Did I sign up for this? Yes. But when I did, I thought that AP Studio Art: Photography was going to be about the beauty of expression and the craft. I know how difficult it is to score high. But I thought that you score high when you make the scorers feel. You know how many people play by the book? Do you know how many people take the same damn picture outside at the tower in Pisa holding it up? Do you know how many people take the same pictures that are uniform, boring, and soulless? Art is about expression. Art is a freedom. A privilege. Who are you to tell me how to present my art, my freedom? I take pictures when people aren’t looking. I take pictures of them when they are laughing so hard that their salad is spewing out of their mouth and their Coke is coming out of their nose. I go outside in the rain, let my lense get soaked in rain drops, and take pictures of the mud pouring out of the bushes onto the concrete street. I find peace in places with no one around, cry at how fantastical this world looks, and take pictures of the ducks pooping in a crystal clear pond. In the woods. In the city. In hot, sticky July. I am not afraid of getting dirty. Because this world is a dirty, dirty place. My pictures are for me. My pictures are for me to enjoy taking. Me to enjoy looking at. And me to show to the people that I choose. My pictures are the words I cannot say, the thoughts I cannot express, the songs I want to sing about this godforsaken world that is slowly spinning to its end that won’t creep out of my vocal chords. My pictures are mine. And I don’t want you to look at them sometimes. Because they are for me. They are my diary, how I see the world. My visual documentation of existence and life and process.

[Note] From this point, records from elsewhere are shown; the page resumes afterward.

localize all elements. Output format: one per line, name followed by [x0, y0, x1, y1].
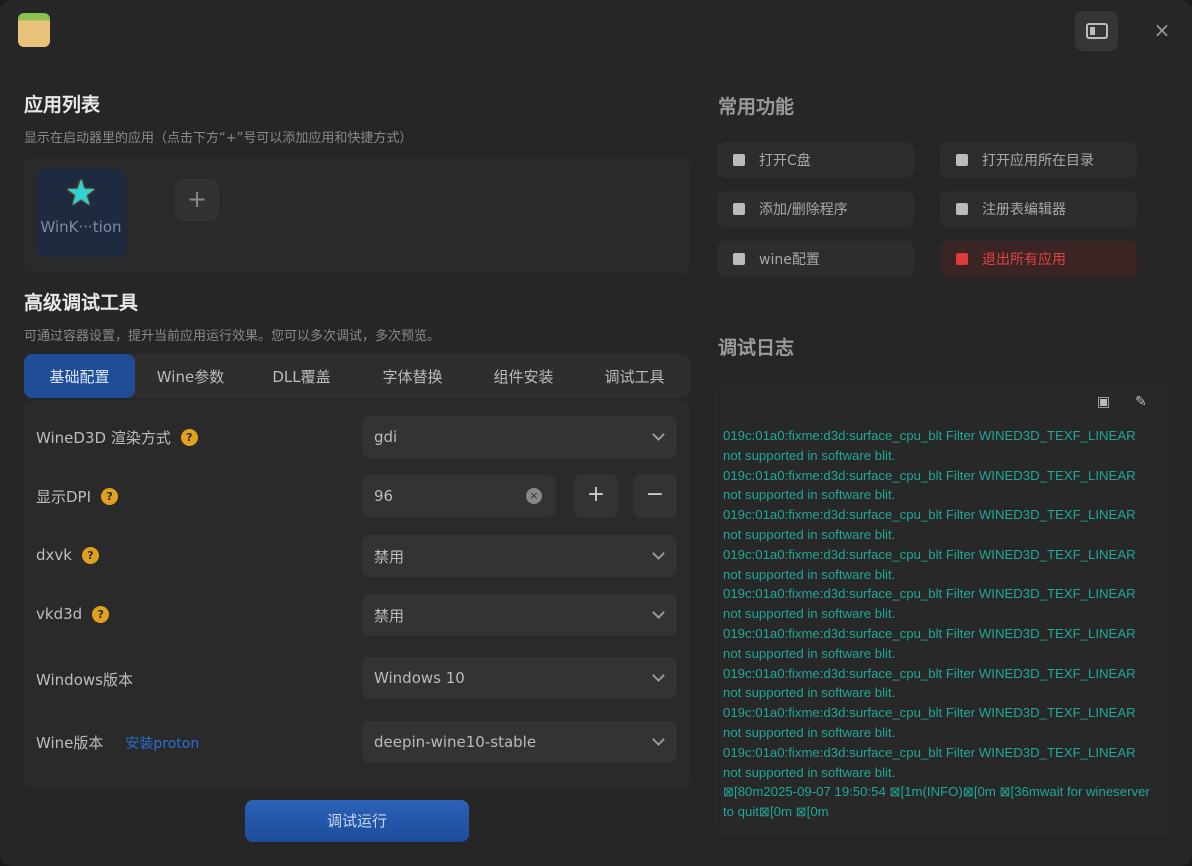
help-icon[interactable]: ?: [101, 488, 119, 505]
dpi-label: 显示DPI?: [36, 486, 119, 507]
button-label: 注册表编辑器: [982, 202, 1066, 218]
wine-config-icon: [733, 253, 745, 265]
button-label: 打开应用所在目录: [982, 153, 1094, 169]
button-label: 添加/删除程序: [759, 202, 848, 218]
windows-version-select[interactable]: Windows 10: [362, 657, 677, 699]
debug-log-panel: ▣ ✎ 019c:01a0:fixme:d3d:surface_cpu_blt …: [715, 382, 1168, 835]
vkd3d-select[interactable]: 禁用: [362, 594, 677, 636]
log-line: ⊠[80m2025-09-07 19:50:54 ⊠[1m(INFO)⊠[0m …: [723, 784, 1150, 820]
label-text: vkd3d: [36, 605, 83, 623]
export-log-icon[interactable]: ▣: [1097, 394, 1113, 410]
exit-icon: [956, 253, 968, 265]
main-window: × 应用列表 显示在启动器里的应用（点击下方“+”号可以添加应用和快捷方式） ★…: [0, 0, 1192, 866]
vkd3d-label: vkd3d?: [36, 605, 110, 623]
app-icon: ★: [64, 173, 98, 214]
open-app-dir-button[interactable]: 打开应用所在目录: [940, 142, 1137, 178]
wine-version-select[interactable]: deepin-wine10-stable: [362, 721, 677, 763]
help-icon[interactable]: ?: [180, 429, 198, 446]
debug-tools-title: 高级调试工具: [24, 292, 139, 314]
label-text: Wine版本: [36, 734, 104, 752]
tab-dll-override[interactable]: DLL覆盖: [246, 354, 357, 398]
app-list-subtitle: 显示在启动器里的应用（点击下方“+”号可以添加应用和快捷方式）: [24, 131, 413, 146]
chevron-down-icon: [652, 733, 665, 746]
app-logo-icon: [18, 13, 50, 47]
close-button[interactable]: ×: [1150, 18, 1174, 42]
chevron-down-icon: [652, 669, 665, 682]
open-c-drive-button[interactable]: 打开C盘: [717, 142, 914, 178]
install-proton-link[interactable]: 安装proton: [125, 733, 199, 753]
common-functions-title: 常用功能: [718, 96, 795, 118]
drive-icon: [733, 154, 745, 166]
clear-log-icon[interactable]: ✎: [1135, 394, 1151, 410]
input-value: 96: [374, 487, 394, 505]
log-line: 019c:01a0:fixme:d3d:surface_cpu_blt Filt…: [723, 546, 1136, 582]
sidebar-icon: [1085, 23, 1108, 39]
log-line: 019c:01a0:fixme:d3d:surface_cpu_blt Filt…: [723, 467, 1136, 503]
tab-font-replace[interactable]: 字体替换: [357, 354, 468, 398]
debug-tools-subtitle: 可通过容器设置，提升当前应用运行效果。您可以多次调试，多次预览。: [24, 329, 441, 344]
button-label: wine配置: [759, 252, 820, 268]
clear-icon[interactable]: ×: [526, 488, 542, 504]
exit-all-apps-button[interactable]: 退出所有应用: [940, 241, 1137, 277]
app-name: WinK···tion: [40, 218, 122, 236]
debug-log-title: 调试日志: [718, 337, 795, 359]
tab-basic[interactable]: 基础配置: [24, 354, 135, 398]
log-line: 019c:01a0:fixme:d3d:surface_cpu_blt Filt…: [723, 507, 1136, 542]
folder-grid-icon: [956, 154, 968, 166]
log-line: 019c:01a0:fixme:d3d:surface_cpu_blt Filt…: [723, 586, 1136, 622]
tab-bar: 基础配置 Wine参数 DLL覆盖 字体替换 组件安装 调试工具: [24, 354, 690, 398]
log-line: 019c:01a0:fixme:d3d:surface_cpu_blt Filt…: [723, 428, 1136, 463]
wine-version-label: Wine版本 安装proton: [36, 732, 199, 753]
dpi-input[interactable]: 96 ×: [362, 475, 556, 517]
debug-run-button[interactable]: 调试运行: [245, 800, 469, 842]
tab-wine-params[interactable]: Wine参数: [135, 354, 246, 398]
log-text: 019c:01a0:fixme:d3d:surface_cpu_blt Filt…: [723, 426, 1154, 822]
log-line: 019c:01a0:fixme:d3d:surface_cpu_blt Filt…: [723, 744, 1136, 780]
add-app-button[interactable]: +: [175, 179, 219, 221]
app-item[interactable]: ★ WinK···tion: [36, 169, 126, 257]
registry-editor-button[interactable]: 注册表编辑器: [940, 191, 1137, 227]
log-line: 019c:01a0:fixme:d3d:surface_cpu_blt Filt…: [723, 705, 1136, 740]
select-value: 禁用: [374, 547, 405, 566]
wined3d-label: WineD3D 渲染方式?: [36, 427, 198, 448]
dpi-increase-button[interactable]: +: [574, 474, 618, 518]
label-text: 显示DPI: [36, 488, 92, 506]
chevron-down-icon: [652, 606, 665, 619]
label-text: dxvk: [36, 546, 72, 564]
chevron-down-icon: [652, 428, 665, 441]
log-line: 019c:01a0:fixme:d3d:surface_cpu_blt Filt…: [723, 665, 1136, 701]
label-text: Windows版本: [36, 671, 133, 689]
dxvk-select[interactable]: 禁用: [362, 535, 677, 577]
dxvk-label: dxvk?: [36, 546, 99, 564]
wine-config-button[interactable]: wine配置: [717, 241, 914, 277]
help-icon[interactable]: ?: [81, 546, 99, 564]
tab-components[interactable]: 组件安装: [468, 354, 579, 398]
log-line: 019c:01a0:fixme:d3d:surface_cpu_blt Filt…: [723, 625, 1136, 661]
app-list-title: 应用列表: [24, 94, 101, 116]
button-label: 退出所有应用: [982, 252, 1066, 268]
button-label: 打开C盘: [759, 153, 811, 169]
registry-icon: [956, 203, 968, 215]
tab-debug-tools[interactable]: 调试工具: [579, 354, 690, 398]
select-value: 禁用: [374, 606, 405, 625]
chevron-down-icon: [652, 547, 665, 560]
select-value: deepin-wine10-stable: [374, 733, 537, 751]
add-remove-programs-button[interactable]: 添加/删除程序: [717, 191, 914, 227]
label-text: WineD3D 渲染方式: [36, 429, 171, 447]
basket-icon: [733, 203, 745, 215]
select-value: Windows 10: [374, 669, 465, 687]
wined3d-select[interactable]: gdi: [362, 416, 677, 458]
help-icon[interactable]: ?: [92, 605, 110, 623]
sidebar-toggle-button[interactable]: [1075, 11, 1118, 51]
windows-version-label: Windows版本: [36, 669, 133, 690]
dpi-decrease-button[interactable]: −: [633, 474, 677, 518]
select-value: gdi: [374, 428, 398, 446]
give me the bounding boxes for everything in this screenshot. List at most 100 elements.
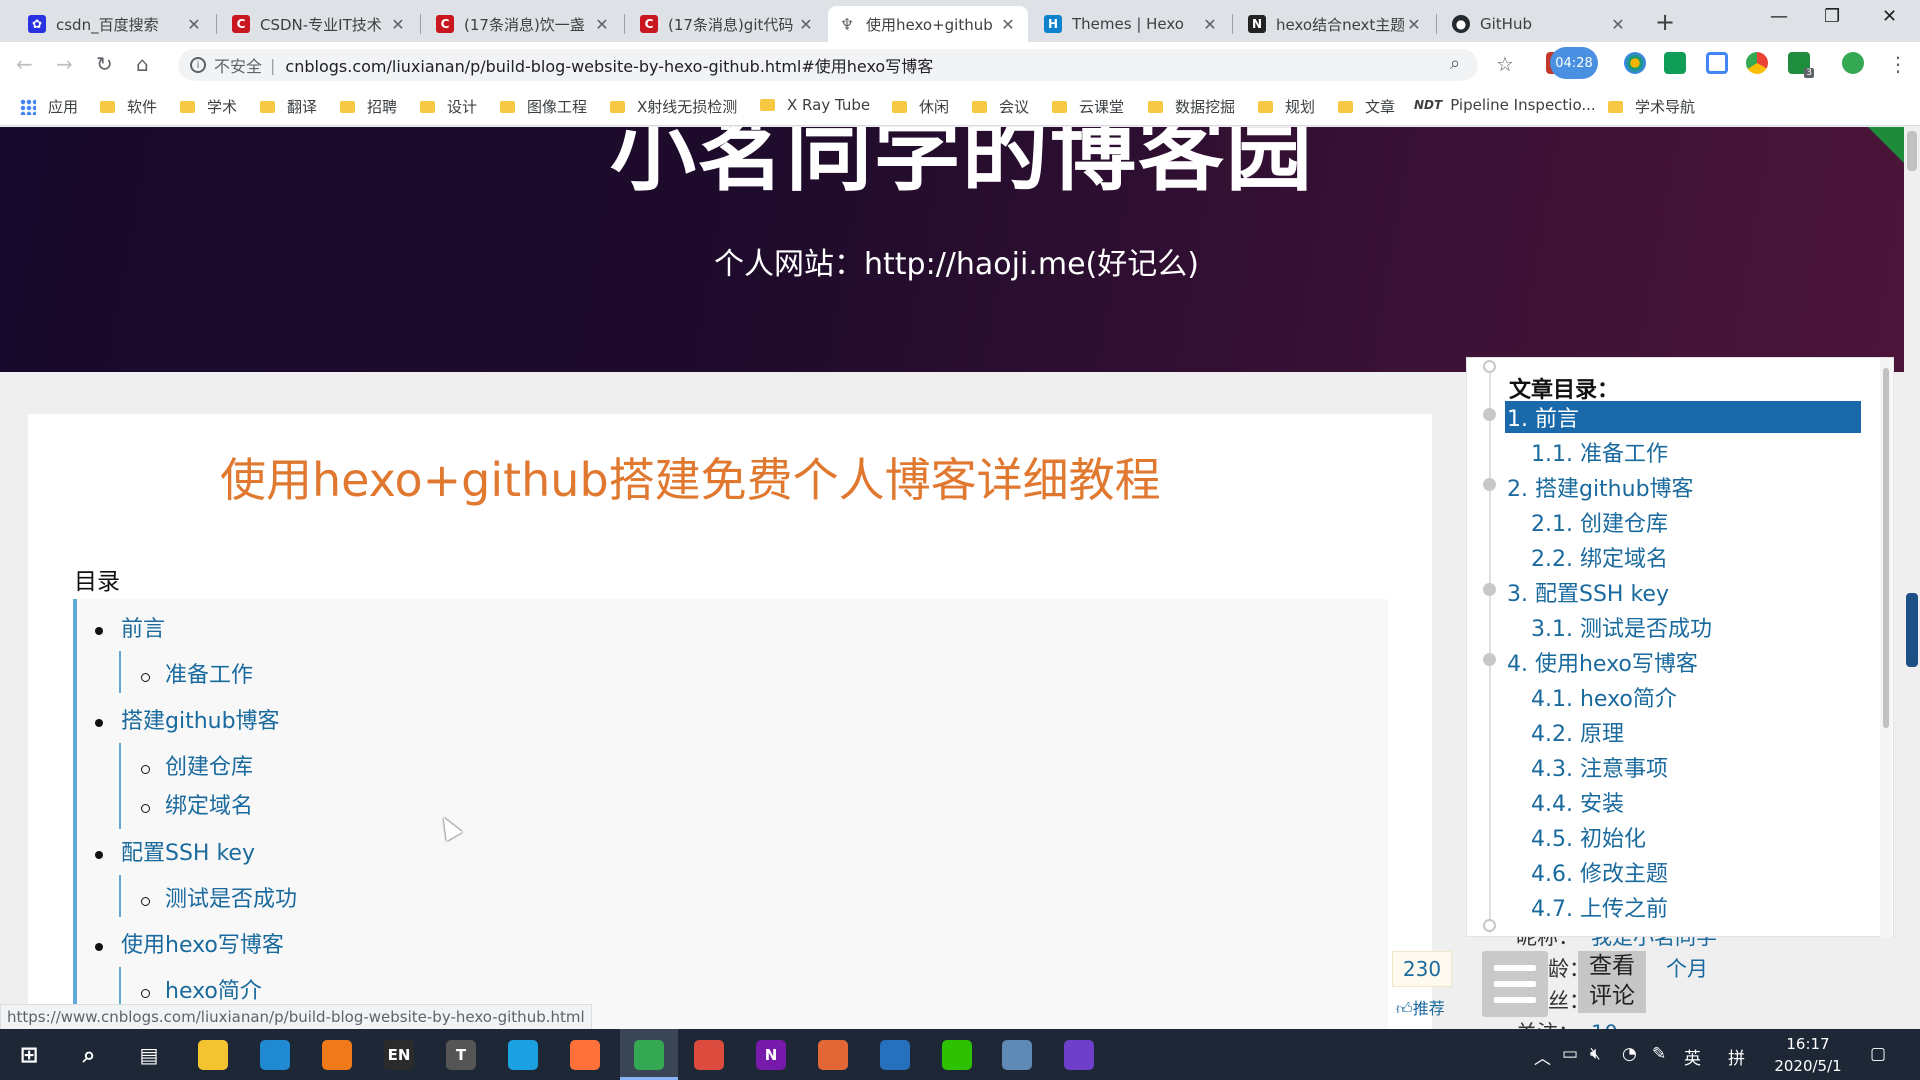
view-comments-button[interactable]: 查看 评论: [1578, 951, 1646, 1013]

And now I have to sort through my years’ worth of pictures and find the ones with a list of eight subjective styles of photography that I think shows my College Board viriaty of quality pictures. And I have to pick one subject that I think I can capture well twelve times. And upload them online for you to click through in about fifteen seconds and slap a score on. Are you planning on feeling? Are you planning on saying, “Wow, no one has ever captured the world like this before. This kid is totally visionary.”? Or are you just going to think to yourself, “Seven out of eight characteristics of good art. Four. Next!”? I see everything differently ever time. SOmetimes I like to look at dead flowers, mildewy leaf piles, and crushed branches and see the beauty. Sometimes not. Sometimes I enjoy making someone laugh with glee, and just as they start snorting at the climax of their hysterical laughter, take a picture of their eyes and nose. It depends on how I feel. Because art is about a feeling that the artist and the viewer get inside. And I can’t always count on feeling every time I look at something enough to take twelve College Board level pictures. I don’t have that in me.
And let me tell you, dear College Board, you cannot tell me how to capture my world.